Future of False Claims Act bill now in question

As a "show of good faith" toward the Justice Department' s new guidelines, Rep. William Delahunt (D-MA), one of the two key congressional co-sponsors of the Health Claims Guidance Act (HR 3523), will back off the "aggressive" legislative track he's pursued with the bill, says Steve Schwadron, Delahunt's chief of staff.

In a June 11 letter to Eric H. Holder Jr., deputy attorney general at the Department of Justice, Delahunt wrote, "I believe that the guidelines provide a basis for resolution of this controversy that makes it unnecessary and inadvisable to proceed further with H.R. 3523 or other legislation at this time." Instead, Delahunt wrote, he plans to recommend and endorse including the DOJ guidelines in the "Commerce-State-Justice Department Appropriation" bill.

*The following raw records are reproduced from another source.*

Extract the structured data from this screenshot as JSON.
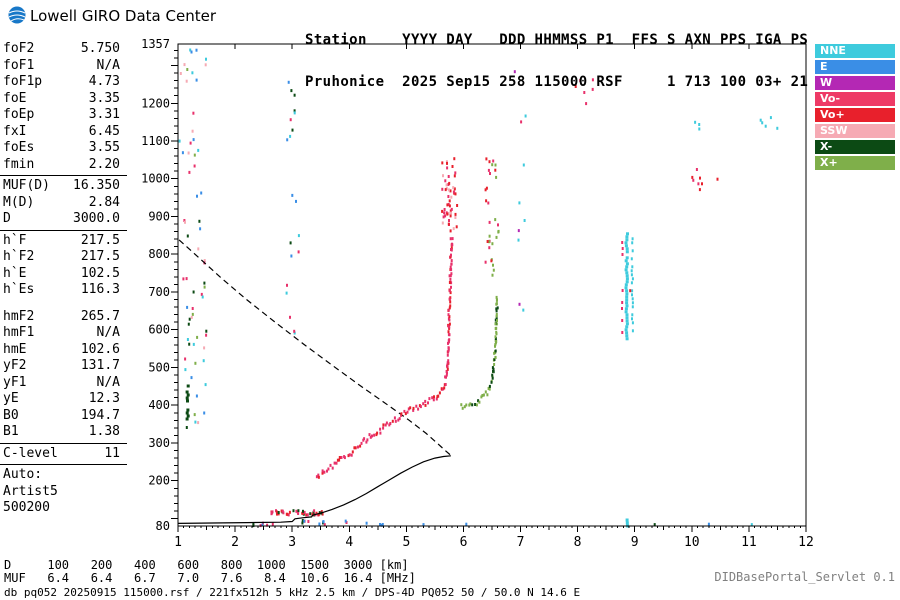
{
  "header": {
    "title": "Lowell GIRO Data Center",
    "station_line1": "Station    YYYY DAY   DDD HHMMSS P1  FFS S AXN PPS IGA PS",
    "station_line2": "Pruhonice  2025 Sep15 258 115000 RSF     1 713 100 03+ 21"
  },
  "params": {
    "groups": [
      {
        "rows": [
          [
            "foF2",
            "5.750"
          ],
          [
            "foF1",
            "N/A"
          ],
          [
            "foF1p",
            "4.73"
          ],
          [
            "foE",
            "3.35"
          ],
          [
            "foEp",
            "3.31"
          ],
          [
            "fxI",
            "6.45"
          ],
          [
            "foEs",
            "3.55"
          ],
          [
            "fmin",
            "2.20"
          ]
        ],
        "divider_after": true
      },
      {
        "rows": [
          [
            "MUF(D)",
            "16.350"
          ],
          [
            "M(D)",
            "2.84"
          ],
          [
            "D",
            "3000.0"
          ]
        ],
        "divider_after": true
      },
      {
        "rows": [
          [
            "h`F",
            "217.5"
          ],
          [
            "h`F2",
            "217.5"
          ],
          [
            "h`E",
            "102.5"
          ],
          [
            "h`Es",
            "116.3"
          ]
        ],
        "gap_after": true
      },
      {
        "rows": [
          [
            "hmF2",
            "265.7"
          ],
          [
            "hmF1",
            "N/A"
          ],
          [
            "hmE",
            "102.6"
          ],
          [
            "yF2",
            "131.7"
          ],
          [
            "yF1",
            "N/A"
          ],
          [
            "yE",
            "12.3"
          ],
          [
            "B0",
            "194.7"
          ],
          [
            "B1",
            "1.38"
          ]
        ],
        "divider_after": true
      },
      {
        "rows": [
          [
            "C-level",
            "11"
          ]
        ],
        "divider_after": true
      },
      {
        "rows": [
          [
            "Auto:",
            ""
          ],
          [
            "Artist5",
            ""
          ],
          [
            "500200",
            ""
          ]
        ]
      }
    ]
  },
  "legend": {
    "items": [
      {
        "label": "NNE",
        "color": "#3ECBDD"
      },
      {
        "label": "E",
        "color": "#3A8EE6"
      },
      {
        "label": "W",
        "color": "#B428B4"
      },
      {
        "label": "Vo-",
        "color": "#EE3A66"
      },
      {
        "label": "Vo+",
        "color": "#E8202C"
      },
      {
        "label": "SSW",
        "color": "#F6AAB4"
      },
      {
        "label": "X-",
        "color": "#0C4A14"
      },
      {
        "label": "X+",
        "color": "#7FAF4A"
      }
    ]
  },
  "footer": {
    "d_row": "D     100   200   400   600   800  1000  1500  3000 [km]",
    "muf_row": "MUF   6.4   6.4   6.7   7.0   7.6   8.4  10.6  16.4 [MHz]",
    "info_row": "db pq052 20250915 115000.rsf / 221fx512h 5 kHz 2.5 km / DPS-4D PQ052 50 / 50.0 N 14.6 E",
    "servlet": "DIDBasePortal_Servlet 0.1"
  },
  "chart_data": {
    "type": "scatter",
    "title": "Pruhonice ionogram 2025 Sep15 115000",
    "x_axis": {
      "unit": "MHz",
      "min": 1,
      "max": 12,
      "labels": [
        1,
        2,
        3,
        4,
        5,
        6,
        7,
        8,
        9,
        10,
        11,
        12
      ]
    },
    "y_axis": {
      "unit": "km",
      "min": 80,
      "max": 1357,
      "labels": [
        1357,
        1200,
        1100,
        1000,
        900,
        800,
        700,
        600,
        500,
        400,
        300,
        200,
        80
      ]
    },
    "colors": {
      "nne": "#3ECBDD",
      "e": "#3A8EE6",
      "w": "#B428B4",
      "vo-": "#E8316B",
      "vo+": "#E8202C",
      "ssw": "#F6AAB4",
      "x-": "#0C4A14",
      "x+": "#7FAF4A"
    },
    "traces": [
      {
        "name": "o-mode-trace",
        "colors": [
          "vo-",
          "vo+",
          "vo-"
        ],
        "spread": 3,
        "step": 2,
        "size": [
          2,
          3
        ],
        "pts": [
          [
            3.42,
            210
          ],
          [
            3.55,
            222
          ],
          [
            3.7,
            237
          ],
          [
            3.85,
            254
          ],
          [
            4.0,
            272
          ],
          [
            4.15,
            290
          ],
          [
            4.3,
            308
          ],
          [
            4.5,
            330
          ],
          [
            4.7,
            351
          ],
          [
            4.9,
            371
          ],
          [
            5.05,
            385
          ],
          [
            5.2,
            396
          ],
          [
            5.35,
            406
          ],
          [
            5.5,
            418
          ],
          [
            5.6,
            432
          ],
          [
            5.66,
            450
          ],
          [
            5.7,
            478
          ],
          [
            5.72,
            510
          ],
          [
            5.735,
            555
          ],
          [
            5.745,
            605
          ],
          [
            5.755,
            655
          ],
          [
            5.765,
            705
          ],
          [
            5.775,
            755
          ],
          [
            5.785,
            805
          ],
          [
            5.795,
            850
          ]
        ]
      },
      {
        "name": "x-mode-trace",
        "colors": [
          "x+",
          "x+",
          "x-"
        ],
        "spread": 2.5,
        "step": 2,
        "size": [
          2,
          3
        ],
        "pts": [
          [
            5.95,
            396
          ],
          [
            6.1,
            400
          ],
          [
            6.22,
            407
          ],
          [
            6.32,
            417
          ],
          [
            6.4,
            430
          ],
          [
            6.46,
            447
          ],
          [
            6.5,
            470
          ],
          [
            6.53,
            500
          ],
          [
            6.55,
            535
          ],
          [
            6.565,
            575
          ],
          [
            6.575,
            615
          ],
          [
            6.585,
            655
          ],
          [
            6.59,
            690
          ]
        ]
      }
    ],
    "columns": [
      {
        "f": 8.86,
        "w": 3,
        "h1": 575,
        "h2": 858,
        "step": 3,
        "density": 0.97,
        "color": "nne"
      },
      {
        "f": 8.96,
        "w": 2,
        "h1": 600,
        "h2": 845,
        "step": 4,
        "density": 0.75,
        "color": "nne"
      },
      {
        "f": 8.79,
        "w": 2,
        "h1": 595,
        "h2": 835,
        "step": 6,
        "density": 0.45,
        "color": "vo-"
      },
      {
        "f": 8.91,
        "w": 2,
        "h1": 610,
        "h2": 800,
        "step": 7,
        "density": 0.35,
        "color": "vo+"
      },
      {
        "f": 8.87,
        "w": 3,
        "h1": 80,
        "h2": 100,
        "step": 3,
        "density": 1,
        "color": "nne"
      },
      {
        "f": 1.17,
        "w": 3,
        "h1": 360,
        "h2": 455,
        "step": 3,
        "density": 0.85,
        "color": "x-"
      },
      {
        "f": 1.14,
        "w": 2,
        "h1": 470,
        "h2": 530,
        "step": 4,
        "density": 0.5,
        "color": "nne"
      },
      {
        "f": 1.2,
        "w": 2,
        "h1": 555,
        "h2": 645,
        "step": 5,
        "density": 0.45,
        "color": "x-"
      },
      {
        "f": 5.74,
        "w": 2,
        "h1": 858,
        "h2": 1010,
        "step": 4,
        "density": 0.55,
        "color": "vo-"
      },
      {
        "f": 5.77,
        "w": 2,
        "h1": 865,
        "h2": 985,
        "step": 5,
        "density": 0.45,
        "color": "vo+"
      },
      {
        "f": 6.52,
        "w": 2,
        "h1": 700,
        "h2": 775,
        "step": 5,
        "density": 0.5,
        "color": "x+"
      }
    ],
    "scatters": [
      {
        "f1": 5.62,
        "f2": 5.9,
        "h1": 860,
        "h2": 1060,
        "n": 40,
        "colors": [
          "vo-",
          "vo+",
          "ssw"
        ]
      },
      {
        "f1": 6.38,
        "f2": 6.62,
        "h1": 780,
        "h2": 1060,
        "n": 28,
        "colors": [
          "x+",
          "vo-",
          "vo+"
        ]
      },
      {
        "f1": 1.02,
        "f2": 1.5,
        "h1": 330,
        "h2": 1345,
        "n": 60,
        "colors": [
          "vo-",
          "x-",
          "nne",
          "e",
          "ssw",
          "x+"
        ]
      },
      {
        "f1": 2.9,
        "f2": 3.12,
        "h1": 580,
        "h2": 1300,
        "n": 20,
        "colors": [
          "vo-",
          "e",
          "x-",
          "nne"
        ]
      },
      {
        "f1": 6.85,
        "f2": 7.15,
        "h1": 620,
        "h2": 1310,
        "n": 9,
        "colors": [
          "vo-",
          "w",
          "nne"
        ]
      },
      {
        "f1": 7.9,
        "f2": 8.35,
        "h1": 1190,
        "h2": 1300,
        "n": 6,
        "colors": [
          "vo+",
          "vo-"
        ]
      },
      {
        "f1": 9.95,
        "f2": 10.2,
        "h1": 960,
        "h2": 1030,
        "n": 7,
        "colors": [
          "vo+",
          "vo-"
        ]
      },
      {
        "f1": 11.15,
        "f2": 11.6,
        "h1": 1120,
        "h2": 1165,
        "n": 5,
        "colors": [
          "nne"
        ]
      },
      {
        "f1": 10.05,
        "f2": 10.25,
        "h1": 1125,
        "h2": 1160,
        "n": 3,
        "colors": [
          "nne"
        ]
      },
      {
        "f1": 2.2,
        "f2": 4.0,
        "h1": 82,
        "h2": 96,
        "n": 18,
        "colors": [
          "x-",
          "vo-",
          "e"
        ]
      },
      {
        "f1": 4.3,
        "f2": 4.6,
        "h1": 82,
        "h2": 92,
        "n": 4,
        "colors": [
          "x-",
          "e"
        ]
      },
      {
        "f1": 2.6,
        "f2": 3.55,
        "h1": 108,
        "h2": 122,
        "n": 46,
        "colors": [
          "vo-",
          "x-",
          "vo+"
        ]
      }
    ],
    "specks": [
      [
        6.05,
        86,
        "e"
      ],
      [
        9.35,
        85,
        "x-"
      ],
      [
        10.3,
        86,
        "e"
      ],
      [
        11.05,
        85,
        "nne"
      ],
      [
        6.9,
        1285,
        "w"
      ],
      [
        10.45,
        1000,
        "vo+"
      ],
      [
        2.32,
        88,
        "x-"
      ],
      [
        5.3,
        85,
        "e"
      ]
    ],
    "profile_line": [
      [
        1.0,
        87
      ],
      [
        1.6,
        88
      ],
      [
        2.2,
        89
      ],
      [
        2.8,
        90
      ],
      [
        3.0,
        92
      ],
      [
        3.05,
        99
      ],
      [
        3.2,
        102
      ],
      [
        3.34,
        104
      ],
      [
        3.36,
        109
      ],
      [
        3.5,
        114
      ],
      [
        3.7,
        124
      ],
      [
        3.9,
        136
      ],
      [
        4.1,
        150
      ],
      [
        4.3,
        166
      ],
      [
        4.5,
        184
      ],
      [
        4.7,
        202
      ],
      [
        4.9,
        220
      ],
      [
        5.1,
        236
      ],
      [
        5.3,
        250
      ],
      [
        5.5,
        260
      ],
      [
        5.65,
        264
      ],
      [
        5.78,
        266
      ]
    ],
    "topside_line": [
      [
        1.02,
        838
      ],
      [
        1.35,
        793
      ],
      [
        1.75,
        738
      ],
      [
        2.2,
        680
      ],
      [
        2.7,
        620
      ],
      [
        3.2,
        562
      ],
      [
        3.7,
        506
      ],
      [
        4.2,
        451
      ],
      [
        4.7,
        398
      ],
      [
        5.05,
        360
      ],
      [
        5.35,
        325
      ],
      [
        5.55,
        298
      ],
      [
        5.68,
        280
      ],
      [
        5.78,
        267
      ]
    ]
  }
}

A day later, however, Schwadron told Compliance Hotline that Delahunt is not withdrawing his support for the bill. "What we're doing is calling for a bit of a breather. It doesn't change the status of the legislation, but it does mean that we will take a break from the aggressive pursuit of more co-sponsors, from the bullet-train speed at which we were going, because at face value, what the Department of Justice has done goes a long way to addressing what concerned us."

Nevertheless, Schwadron says, if the DOJ doesn't follow through with effective implementation of its guidelines, Delahunt reserves the right "to resume work with our co-sponsors on this legislative track."

Rep. Bill McCollum (R-FL), the legislation’s primary author, calls the Justice Department guidelines "a good first move." However, his office says he still plans to continue pushing the proposal forward. "It's a positive step," says one McCollum aide, "but it doesn't go far enough."

H.R. 3523 amends the False Claims Act, making it harder to file criminal fraud charges against health care providers by increasing the burden of proof on prosecutors, limiting penalties for over-paid claims and creating safe harbors for hospitals that submit inappropriate claims based on advice from financial advisors and carriers. (See "Bipartisan bill would gut False Claims Act," March 23 Compliance Hotline, page 1.)

Introduced in March, the HCGA has already attracted more than 190 co-sponsors in the House. The Senate version of the bill (S. 2007), sponsored by Sens. Thad Cochran (R-MS) and Ernest F. Hollings (D-SC) remains on track, according to an aide to Sen. Hollings.